Select space group allows you to select the required space group from the dropdown list.
Note: the contents of Group number box will be changed to show the number of the selected space group.
Select groups to show: use this box to select the crystal system, which space groups you wish to see in the Select space group box. Note that the contents of the group number box will be restricted to show the space group numbers of the selected crystal system.
The Cell tab allows you to specify the length and relative orientation of the unit cell vectors in space. The whole crystal can be built by means of translation of the unit cell along the unit cell vectors [see Super Cell tab (2.5.2.6)]. The space group symmetry can restrict the lattice parameters to the predefined values. In such cases some parameters will not be available for editing.
a, b, c: The length of the unit cell vectors a, b, c.
alpha: The angle between b and c vectors.
beta: The angle between a and c vectors.
gamma: The angle between a and b vectors.
Asymmetric Cell tab allows you to build the whole unit cell by using the space group symmetry operations for each atom in the asymmetric cell.
Asymmetric Cell tab has the following data fields:
Atom positions (fractional): Displays the position and type for each atom in the asymmetric cell.

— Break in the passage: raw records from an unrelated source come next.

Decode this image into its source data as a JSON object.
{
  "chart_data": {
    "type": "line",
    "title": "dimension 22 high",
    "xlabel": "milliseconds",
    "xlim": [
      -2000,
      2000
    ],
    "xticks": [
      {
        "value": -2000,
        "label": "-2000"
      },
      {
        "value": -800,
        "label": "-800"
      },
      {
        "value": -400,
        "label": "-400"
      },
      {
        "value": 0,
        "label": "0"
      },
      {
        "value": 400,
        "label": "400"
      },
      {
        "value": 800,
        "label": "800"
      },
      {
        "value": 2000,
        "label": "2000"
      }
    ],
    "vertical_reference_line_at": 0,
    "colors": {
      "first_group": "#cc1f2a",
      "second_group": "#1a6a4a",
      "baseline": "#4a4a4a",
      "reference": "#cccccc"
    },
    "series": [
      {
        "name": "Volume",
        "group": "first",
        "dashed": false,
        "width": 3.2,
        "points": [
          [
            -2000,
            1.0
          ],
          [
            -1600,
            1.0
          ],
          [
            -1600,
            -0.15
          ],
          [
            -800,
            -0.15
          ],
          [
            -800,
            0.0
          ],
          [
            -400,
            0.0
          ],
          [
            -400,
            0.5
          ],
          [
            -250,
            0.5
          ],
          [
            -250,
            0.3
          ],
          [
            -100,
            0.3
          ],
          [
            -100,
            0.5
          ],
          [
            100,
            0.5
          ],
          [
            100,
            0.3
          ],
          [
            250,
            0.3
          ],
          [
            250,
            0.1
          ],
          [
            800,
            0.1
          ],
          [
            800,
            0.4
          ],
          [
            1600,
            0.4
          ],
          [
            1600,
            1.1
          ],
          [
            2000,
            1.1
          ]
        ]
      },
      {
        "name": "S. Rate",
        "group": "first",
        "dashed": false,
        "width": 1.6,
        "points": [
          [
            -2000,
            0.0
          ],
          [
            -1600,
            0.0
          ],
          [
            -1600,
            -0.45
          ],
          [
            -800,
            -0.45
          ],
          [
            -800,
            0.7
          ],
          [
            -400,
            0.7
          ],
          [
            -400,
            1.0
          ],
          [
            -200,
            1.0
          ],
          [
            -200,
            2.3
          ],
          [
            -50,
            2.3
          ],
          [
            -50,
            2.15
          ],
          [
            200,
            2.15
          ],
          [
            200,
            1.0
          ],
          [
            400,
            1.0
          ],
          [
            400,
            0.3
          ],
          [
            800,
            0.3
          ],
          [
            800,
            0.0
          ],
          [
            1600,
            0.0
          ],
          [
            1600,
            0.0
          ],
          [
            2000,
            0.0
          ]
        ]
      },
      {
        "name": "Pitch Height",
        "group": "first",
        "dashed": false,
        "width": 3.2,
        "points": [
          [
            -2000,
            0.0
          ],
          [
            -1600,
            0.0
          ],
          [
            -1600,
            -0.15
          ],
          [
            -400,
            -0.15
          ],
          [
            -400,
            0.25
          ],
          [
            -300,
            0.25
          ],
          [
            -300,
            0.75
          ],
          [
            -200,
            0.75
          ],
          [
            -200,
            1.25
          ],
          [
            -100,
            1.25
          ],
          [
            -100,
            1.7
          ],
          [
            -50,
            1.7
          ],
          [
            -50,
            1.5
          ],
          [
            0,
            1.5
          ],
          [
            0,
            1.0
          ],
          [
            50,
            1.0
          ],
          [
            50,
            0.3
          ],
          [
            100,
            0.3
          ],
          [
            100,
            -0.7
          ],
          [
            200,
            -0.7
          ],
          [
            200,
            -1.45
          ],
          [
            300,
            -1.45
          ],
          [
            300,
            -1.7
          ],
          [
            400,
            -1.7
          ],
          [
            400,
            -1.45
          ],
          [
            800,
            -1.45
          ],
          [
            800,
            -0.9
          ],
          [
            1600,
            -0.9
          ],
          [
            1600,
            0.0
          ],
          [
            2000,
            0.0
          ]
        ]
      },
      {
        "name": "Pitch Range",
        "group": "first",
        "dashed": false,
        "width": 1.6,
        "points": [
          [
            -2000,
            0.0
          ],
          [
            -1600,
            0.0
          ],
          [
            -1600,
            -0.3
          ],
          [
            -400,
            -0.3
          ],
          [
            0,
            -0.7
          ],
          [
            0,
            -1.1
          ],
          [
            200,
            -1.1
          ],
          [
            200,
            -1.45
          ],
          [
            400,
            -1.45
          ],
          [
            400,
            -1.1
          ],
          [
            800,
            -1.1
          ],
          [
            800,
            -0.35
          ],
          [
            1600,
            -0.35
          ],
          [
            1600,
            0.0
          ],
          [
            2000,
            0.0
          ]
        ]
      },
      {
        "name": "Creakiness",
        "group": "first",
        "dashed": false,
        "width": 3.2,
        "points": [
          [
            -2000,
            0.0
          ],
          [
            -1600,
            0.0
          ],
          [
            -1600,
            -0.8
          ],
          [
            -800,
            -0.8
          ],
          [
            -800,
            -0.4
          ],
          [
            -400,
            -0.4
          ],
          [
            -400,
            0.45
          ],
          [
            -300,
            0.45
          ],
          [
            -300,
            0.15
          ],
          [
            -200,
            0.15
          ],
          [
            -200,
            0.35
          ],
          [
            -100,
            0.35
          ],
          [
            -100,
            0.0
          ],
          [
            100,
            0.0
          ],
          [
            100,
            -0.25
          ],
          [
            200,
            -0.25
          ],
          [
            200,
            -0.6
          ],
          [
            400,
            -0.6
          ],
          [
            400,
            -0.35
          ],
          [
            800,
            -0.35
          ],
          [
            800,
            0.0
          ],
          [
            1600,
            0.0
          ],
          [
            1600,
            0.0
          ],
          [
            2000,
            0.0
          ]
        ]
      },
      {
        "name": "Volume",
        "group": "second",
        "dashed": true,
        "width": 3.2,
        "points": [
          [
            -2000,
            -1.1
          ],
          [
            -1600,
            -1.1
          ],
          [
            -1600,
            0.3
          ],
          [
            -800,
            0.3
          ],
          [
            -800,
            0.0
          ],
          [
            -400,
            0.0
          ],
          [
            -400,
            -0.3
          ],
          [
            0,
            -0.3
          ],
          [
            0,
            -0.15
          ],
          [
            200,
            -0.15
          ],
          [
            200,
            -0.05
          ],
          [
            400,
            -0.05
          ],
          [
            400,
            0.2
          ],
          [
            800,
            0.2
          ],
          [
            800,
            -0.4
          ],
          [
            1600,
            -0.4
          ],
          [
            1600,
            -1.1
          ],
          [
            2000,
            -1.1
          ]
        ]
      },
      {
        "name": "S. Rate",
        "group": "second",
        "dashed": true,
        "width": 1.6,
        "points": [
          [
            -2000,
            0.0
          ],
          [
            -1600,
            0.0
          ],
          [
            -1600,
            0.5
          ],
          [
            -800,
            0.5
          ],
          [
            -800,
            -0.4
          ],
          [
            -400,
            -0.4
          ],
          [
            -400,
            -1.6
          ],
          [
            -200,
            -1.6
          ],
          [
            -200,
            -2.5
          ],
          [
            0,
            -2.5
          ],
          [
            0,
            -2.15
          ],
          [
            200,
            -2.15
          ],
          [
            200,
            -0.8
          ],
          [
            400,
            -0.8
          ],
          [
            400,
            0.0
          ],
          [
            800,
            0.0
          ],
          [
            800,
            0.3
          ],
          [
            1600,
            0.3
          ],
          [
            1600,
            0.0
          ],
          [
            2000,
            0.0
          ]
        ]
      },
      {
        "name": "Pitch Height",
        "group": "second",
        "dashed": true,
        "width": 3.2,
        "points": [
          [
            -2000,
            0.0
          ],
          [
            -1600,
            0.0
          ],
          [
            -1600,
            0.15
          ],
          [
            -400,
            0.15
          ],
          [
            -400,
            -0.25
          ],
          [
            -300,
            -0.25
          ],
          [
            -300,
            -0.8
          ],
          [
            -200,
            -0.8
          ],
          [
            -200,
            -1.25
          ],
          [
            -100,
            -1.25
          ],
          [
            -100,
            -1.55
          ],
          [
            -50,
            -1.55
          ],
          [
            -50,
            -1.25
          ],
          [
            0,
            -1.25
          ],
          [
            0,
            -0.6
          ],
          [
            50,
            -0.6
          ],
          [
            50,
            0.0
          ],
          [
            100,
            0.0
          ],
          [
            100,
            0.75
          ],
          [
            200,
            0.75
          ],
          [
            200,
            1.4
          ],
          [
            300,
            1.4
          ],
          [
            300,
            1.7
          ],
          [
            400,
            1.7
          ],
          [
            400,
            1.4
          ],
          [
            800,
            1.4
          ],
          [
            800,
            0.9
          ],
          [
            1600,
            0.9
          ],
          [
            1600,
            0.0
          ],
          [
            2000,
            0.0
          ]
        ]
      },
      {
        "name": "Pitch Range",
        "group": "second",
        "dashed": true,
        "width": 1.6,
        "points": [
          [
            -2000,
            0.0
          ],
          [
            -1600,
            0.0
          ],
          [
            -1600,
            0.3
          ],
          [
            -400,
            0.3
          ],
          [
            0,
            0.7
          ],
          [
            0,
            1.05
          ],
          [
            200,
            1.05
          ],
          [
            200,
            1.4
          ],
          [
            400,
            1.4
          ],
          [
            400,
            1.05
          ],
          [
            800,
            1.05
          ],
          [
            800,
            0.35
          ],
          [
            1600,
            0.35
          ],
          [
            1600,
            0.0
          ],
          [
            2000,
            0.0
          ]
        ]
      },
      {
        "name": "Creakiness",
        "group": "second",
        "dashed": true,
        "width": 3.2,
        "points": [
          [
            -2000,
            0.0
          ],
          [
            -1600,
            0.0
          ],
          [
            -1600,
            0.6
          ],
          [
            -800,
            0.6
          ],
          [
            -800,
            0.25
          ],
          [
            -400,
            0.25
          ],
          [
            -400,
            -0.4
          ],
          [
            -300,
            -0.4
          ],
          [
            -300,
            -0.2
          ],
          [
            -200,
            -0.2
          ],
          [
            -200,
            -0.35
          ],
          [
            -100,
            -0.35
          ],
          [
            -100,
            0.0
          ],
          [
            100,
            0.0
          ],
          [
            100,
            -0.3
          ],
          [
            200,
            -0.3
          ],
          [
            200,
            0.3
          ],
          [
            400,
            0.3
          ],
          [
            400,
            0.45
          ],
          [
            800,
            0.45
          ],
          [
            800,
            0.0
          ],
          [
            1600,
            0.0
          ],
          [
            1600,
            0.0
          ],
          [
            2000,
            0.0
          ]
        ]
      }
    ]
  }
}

To edit the atom position or type you can click on the corresponding row in this field.
Edit positions: Allows you to modify the atom positions. x, y and z are the fractional coordinates of the atom. Their values must be numbers from 0 to 1. If you specify the other value, the error message will be displayed.
Change Atom: Allows you to modify the current atom type by selecting a new atom from the dropdown list.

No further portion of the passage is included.